Sabe, porque ya me conoce, que sin la entrada, para mí no es diferente de la
horda enfurecida que espera detrás haciendo aspavientos, y por eso, durante un
segundo mortal, duda. Duda si primará mi profesionalidad académica, si
devolveré la entrada o superaré de nuevo los manuales y le trataré como el
No-Cliente en el que se acaba de convertir para mí. Le embarga la duda irracional: en ese momento
yo podría arrugar en mi puño la entrada y tragármela, y pedir al encargado de
Seguridad (que por supuesto no ha asistido a ningún Curso Para La Excelencia En El Trato Al
Cliente, y de hecho es experto en No-Clientes), que se lo llevara a rastras. Cuando
su cara empieza a convertirse en una mueca llena de decepción y miedo, le
entrego la entrada en un alarde de agilidad, y de forma extremadamente amable. De
nuevo mi Trato Excelente le salva de una situación incómoda a la que él mismo
se había arrojado por culpa su egoísmo, su inseguridad, y en definitiva, por no
ser suficientemente buen Cliente para mí; pero eso no me importa. Ni siquiera
me importa que haya dudado de mi profesionalidad, y puesto que soy Excelente en
el Trato, él sabe que yo sé que ha dudado de mí y aún así le he seguido
tratando Excelentemente, y eso le hunde aún más que el hecho de dudar de mí en
primer término. En este momento el Cliente se ha sometido a tal montaña rusa de
emociones que está completamente roto y es altamente inestable emocionalmente.
Lo único que desea es lanzarse a mis brazos pidiéndome perdón por dudar, por no
merecer que yo le perdonara una y otra vez, por hacerme esperar, por no haberme
podido agradecer mi abrumadora Excelencia, por no ser digno de ella. Lo único
que tengo que hacer ahora es esperar que, exhausto, en un impulso suicida final
decida intentar un último (y primer) agradecimiento, aún conociendo mi
impecable historial placando todos los anteriores.

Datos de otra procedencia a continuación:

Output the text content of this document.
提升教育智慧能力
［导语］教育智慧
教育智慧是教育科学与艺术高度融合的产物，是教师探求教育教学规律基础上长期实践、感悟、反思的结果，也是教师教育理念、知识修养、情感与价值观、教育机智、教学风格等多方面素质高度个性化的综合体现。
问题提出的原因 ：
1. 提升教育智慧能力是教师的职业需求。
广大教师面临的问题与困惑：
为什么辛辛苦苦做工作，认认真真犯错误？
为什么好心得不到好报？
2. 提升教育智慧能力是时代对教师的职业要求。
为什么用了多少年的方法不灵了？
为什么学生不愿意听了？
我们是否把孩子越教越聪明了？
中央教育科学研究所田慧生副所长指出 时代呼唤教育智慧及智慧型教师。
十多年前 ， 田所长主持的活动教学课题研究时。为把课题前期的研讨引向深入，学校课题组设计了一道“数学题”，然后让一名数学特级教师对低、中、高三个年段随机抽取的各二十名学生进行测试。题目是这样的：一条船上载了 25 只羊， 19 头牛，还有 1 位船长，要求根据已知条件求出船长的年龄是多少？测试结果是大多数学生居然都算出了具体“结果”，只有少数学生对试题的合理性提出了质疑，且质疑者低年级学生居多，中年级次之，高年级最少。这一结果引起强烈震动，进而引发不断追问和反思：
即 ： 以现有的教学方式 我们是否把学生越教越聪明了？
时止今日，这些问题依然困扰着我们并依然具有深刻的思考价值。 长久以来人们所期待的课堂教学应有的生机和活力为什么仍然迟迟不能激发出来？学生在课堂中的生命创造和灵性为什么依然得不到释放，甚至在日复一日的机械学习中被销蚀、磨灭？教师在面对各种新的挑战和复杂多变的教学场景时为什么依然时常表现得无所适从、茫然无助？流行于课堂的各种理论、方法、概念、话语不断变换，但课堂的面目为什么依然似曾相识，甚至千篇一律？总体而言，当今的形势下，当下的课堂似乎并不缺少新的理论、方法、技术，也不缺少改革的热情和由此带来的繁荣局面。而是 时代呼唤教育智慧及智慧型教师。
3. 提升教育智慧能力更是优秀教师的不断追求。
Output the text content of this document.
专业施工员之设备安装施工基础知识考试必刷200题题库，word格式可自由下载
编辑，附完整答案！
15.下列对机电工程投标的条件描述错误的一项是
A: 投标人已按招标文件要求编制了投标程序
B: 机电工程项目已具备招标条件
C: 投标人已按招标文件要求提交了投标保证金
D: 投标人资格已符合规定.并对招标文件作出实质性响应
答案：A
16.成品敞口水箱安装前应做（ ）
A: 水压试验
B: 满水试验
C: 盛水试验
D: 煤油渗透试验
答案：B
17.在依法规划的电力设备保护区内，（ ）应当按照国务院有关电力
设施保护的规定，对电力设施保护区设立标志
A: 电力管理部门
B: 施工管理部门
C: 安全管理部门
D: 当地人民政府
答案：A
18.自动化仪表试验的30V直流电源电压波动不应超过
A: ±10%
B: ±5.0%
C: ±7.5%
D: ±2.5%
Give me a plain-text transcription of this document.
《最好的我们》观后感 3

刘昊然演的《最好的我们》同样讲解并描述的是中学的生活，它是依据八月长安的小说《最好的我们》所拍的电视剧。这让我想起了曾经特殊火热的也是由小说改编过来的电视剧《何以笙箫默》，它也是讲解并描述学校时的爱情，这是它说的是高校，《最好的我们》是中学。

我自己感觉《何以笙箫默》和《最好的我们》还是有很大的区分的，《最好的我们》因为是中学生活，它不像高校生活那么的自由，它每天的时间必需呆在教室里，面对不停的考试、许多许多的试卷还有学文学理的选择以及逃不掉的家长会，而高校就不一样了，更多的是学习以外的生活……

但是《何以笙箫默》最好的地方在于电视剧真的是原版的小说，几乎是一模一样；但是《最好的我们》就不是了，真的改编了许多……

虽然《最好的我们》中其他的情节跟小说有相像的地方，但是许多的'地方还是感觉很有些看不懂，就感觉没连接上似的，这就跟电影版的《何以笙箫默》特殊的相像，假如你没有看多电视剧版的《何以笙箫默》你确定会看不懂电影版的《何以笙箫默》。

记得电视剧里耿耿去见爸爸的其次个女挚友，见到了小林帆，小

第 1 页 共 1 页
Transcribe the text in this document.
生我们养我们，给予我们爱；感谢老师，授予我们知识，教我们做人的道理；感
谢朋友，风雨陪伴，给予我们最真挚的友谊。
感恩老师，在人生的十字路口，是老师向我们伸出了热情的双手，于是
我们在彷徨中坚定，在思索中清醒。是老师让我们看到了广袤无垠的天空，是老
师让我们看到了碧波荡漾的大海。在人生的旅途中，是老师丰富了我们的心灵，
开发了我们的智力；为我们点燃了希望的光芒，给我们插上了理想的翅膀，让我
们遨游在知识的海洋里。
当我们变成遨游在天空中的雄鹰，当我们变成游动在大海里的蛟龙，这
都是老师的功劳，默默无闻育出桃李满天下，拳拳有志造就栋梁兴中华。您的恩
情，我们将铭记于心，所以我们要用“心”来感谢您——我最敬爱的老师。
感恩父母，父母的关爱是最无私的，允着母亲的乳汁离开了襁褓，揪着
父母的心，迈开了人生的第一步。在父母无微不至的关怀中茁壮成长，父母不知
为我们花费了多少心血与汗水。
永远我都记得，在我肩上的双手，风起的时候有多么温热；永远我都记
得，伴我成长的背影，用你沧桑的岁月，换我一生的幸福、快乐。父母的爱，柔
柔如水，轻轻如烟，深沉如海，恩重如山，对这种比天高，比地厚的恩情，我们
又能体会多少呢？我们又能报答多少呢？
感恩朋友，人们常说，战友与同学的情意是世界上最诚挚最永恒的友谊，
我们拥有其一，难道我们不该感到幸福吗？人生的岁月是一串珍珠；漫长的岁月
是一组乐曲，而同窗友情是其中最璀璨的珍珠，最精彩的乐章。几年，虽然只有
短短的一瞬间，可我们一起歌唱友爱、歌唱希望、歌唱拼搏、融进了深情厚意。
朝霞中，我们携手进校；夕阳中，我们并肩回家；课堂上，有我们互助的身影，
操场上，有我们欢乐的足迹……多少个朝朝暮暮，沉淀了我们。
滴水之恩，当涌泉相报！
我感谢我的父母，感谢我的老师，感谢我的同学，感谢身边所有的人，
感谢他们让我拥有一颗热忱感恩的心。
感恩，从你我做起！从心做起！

Espero que abra la boca
balbuceante, y empiece a articular la palabra. Es entonces cuando yo me
adelanto a su sollozante ruego y le fulmino con la estocada final. “Gracias”.
Es
en ese momento cuando se da cuenta de su situación y se derrumba. El Cliente.
El Cliente Mediocre, el Mal Cliente. Ve que ha sido pueril e incauto, que no estaba preparado para asumir su condición
ni para aceptar mi gestión apabullante e incondicional. Se da cuenta de que ni
siquiera merece mencionar mi trato, mi entrega y disponibilidad. Nada más
pensarlo, le hace parecer una asquerosa rata chillona con pintura en la cara y
pieles grotescas, un payaso ridículo con un trapo colgado al cuello, un ser
mezquino y salvaje que no conoce la civilización ni la cortesía, un cerdo
maleducado que ha llegado reventando la puerta y exigiendo más bellotas. Hombres
adultos rotos. Muecas de dolor, de esfuerzo y sudor, muecas casi animales,
desencajadas, perdidas. Nadie supera el proceso cuando lo pongo en práctica a
todo gas. Nadie puede soportar la presión del Servicio Total, la imposibilidad
absoluta de agradecer, la incapacidad de pagar la deuda. Solo a veces, uno de
cada cien, aguanta impasible y suelta algo que hace que sea yo quien note que
algo se rompe por dentro: “Gracias A USTED”.